As primeiras referências escritas ao termo türk ou türük, datadas do século VIII, encontram-se nas inscrições de Orkhon, encontradas no vale do mesmo nome, na Mongólia, produzidas pelos Goturcos (turcos celestes ou azuis).[lower-alpha 2] O termo está ainda relacionado com tu–kin ou tu-jue, nome dado pelos chineses aos povos que viviam a sul das Montanhas Altai, que aparece em documentos de 177 a.C.[13][15][lower-alpha 3]
Antiguidade e impérios romano e bizantino
A Península da Anatólia, que constitui a maior parte do que é hoje a Turquia, é uma das regiões continuamente habitadas desde há mais tempo. Os assentamentos neolíticos mais antigos, como Pınarbaşı, Aşıklı Höyük, Kaletepe Deresi, Çatalhüyük, Çayönü, Nevalı Çori, Hacılar, Göbekli Tepe e Yumuktepe (esta última dentro da atual cidade de Mersin), encontram-se entre os mais antigos do mundo.[lower-alpha 1][16][17]
O assentamento de Troia foi fundado no Neolítico e foi habitado até à Idade do Ferro. Ao longo da história, os anatólios falaram línguas indo-europeias, semíticas e caucasianas meridionais, além de outras de filiação incerta.[17] A antiguidade da língua hitita indo-europeia e das línguas luvitas levou alguns estudiosos a pôr a hipótese da Anatólia ter sido o centro a partir do qual as línguas indo-europeias se difundiram.[18]
Os hatitas (ou Hati) foram um povo que habitou o centro da Anatólia cerca de 2 300 a.C., senão antes. Os hititas estabeleceram-se na Anatólia e gradualmente absorveram os hatitas, cerca de 2 000−1 700 a.C.,[19][20] fundando primeiro grande império da área, que existiu entre os séculos XVIII e XIII a.C., rivalizando em poder com o Antigo Egito.[21]
O assentamento calcolítico de Canés (em acádio: Kaneš, a Nesa dos hititas), situada junto à atual aldeia de Cultepe, perto de Caiseri, foi habitado desde o 4,º milénio a.C. e tornou-se o primeiro entreposto comercial da história. No século XX a.C. existiam no local duas localidades — a cidade hitita de Canés e a de Carum, uma colónia assíria, onde florescia o comércio entre hititas e assírios.[21] Estes colonizaram partes do que é hoje o sudeste o centro-leste da Turquia entre 1 950 a.C. e 612 a.C., ano em que os caldeus conquistaram o Império Assírio da Babilônia.[22][23]

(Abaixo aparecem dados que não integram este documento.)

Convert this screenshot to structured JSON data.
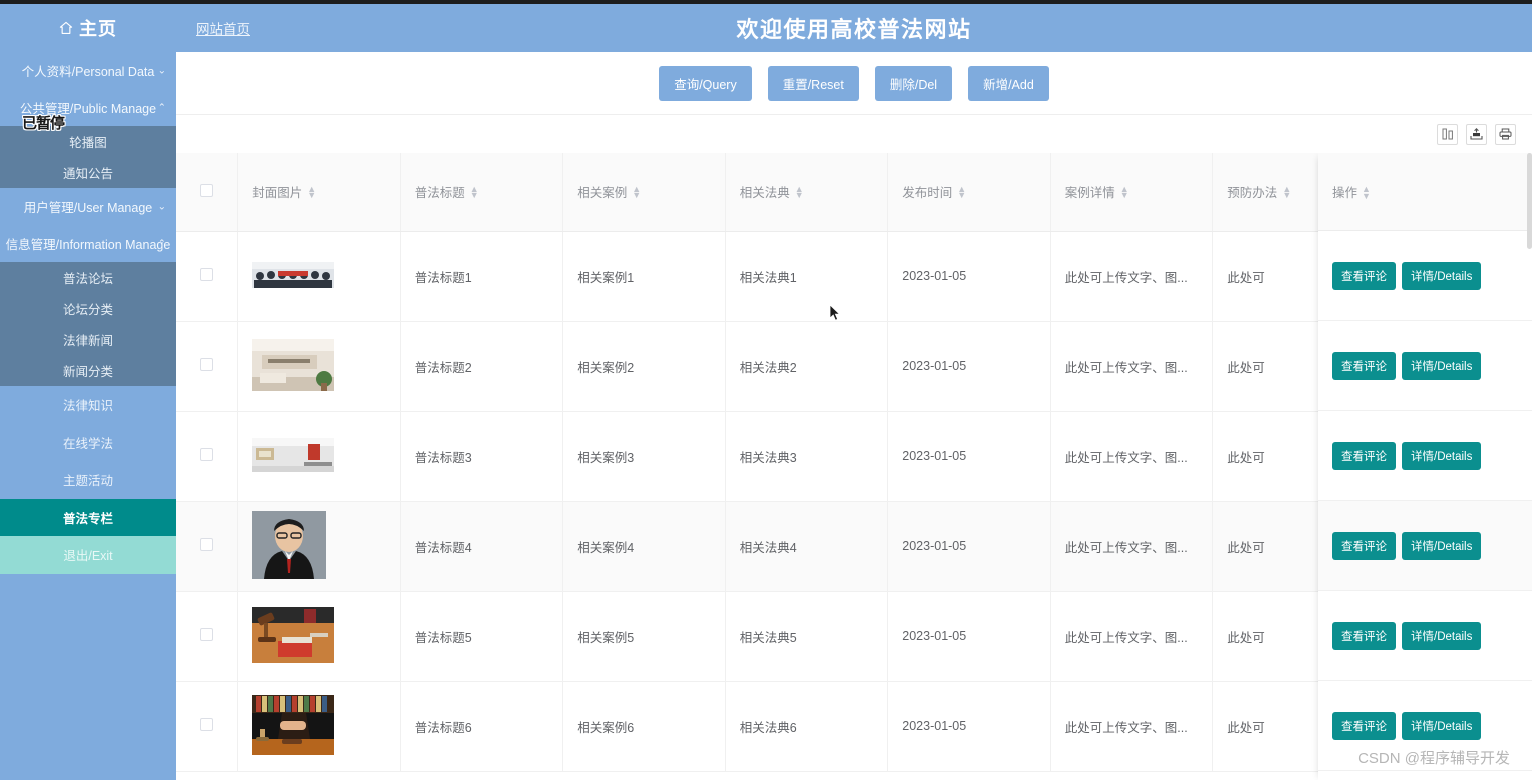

Após o colapso do império hitita, os frígios, outro povo indo-europeu, estabeleceu o Reino da Frígia, o mais poderoso estado da região até que foi destruído pelos cimérios no século VII a.C.[24] Os estados mais poderosos dentre os sucessores da Frígia foram os reinos da Lídia, da Cária e da Lícia.[25]
A partir de 1 200 a.C., as costas da Anatólia foram intensamente colonizadas por gregos eólios e jónicos, que fundaram inúmeras cidades importantes, como Mileto, Éfeso, Esmirna e Bizâncio. O primeiro estado estabelecido na Anatólia que foi chamado Arménia pelos povos vizinhos, mencionado por Hecateu de Mileto e na inscrição de Beistum, foi o da dinastia orôntida, fundado no século VI a.C., durou até 72 d.C.[lower-alpha 1][26]
A Anatólia foi conquistada pelo Império Aqueménida nos séculos VI e VII a.C. e posteriormente por Alexandre, o Grande em 334 a.C.[27] Após a morte de Alexandre, a Anatólia foi dividida em pequenos reinos helênicos, nomeadamente a Bitínia, a Capadócia, Pérgamo e o Ponto. Todos estes reinos tinham sido absorvidos pela República Romana em meados do século I d.C.[28] A Arménia arsácida, o primeiro estado da história a adotar o Cristianismo como religião oficial, ocupava parte da Anatólia Oriental.[26][29]
Em 324 o imperador romano Constantino I escolheu Bizâncio para capital do Império Romano, rebatizando-a de Nova Roma (após a sua morte mudaria de nome para Constantinopla e atualmente chama-se Istambul). Constantinopla foi também a capital do Império Romano do Oriente, que existiu intermitentemente entre 286 e o século V, e que passaria a ser conhecido como Império Bizantino, sobretudo depois da Queda do Império Romano do Ocidente, no final do século V.[30]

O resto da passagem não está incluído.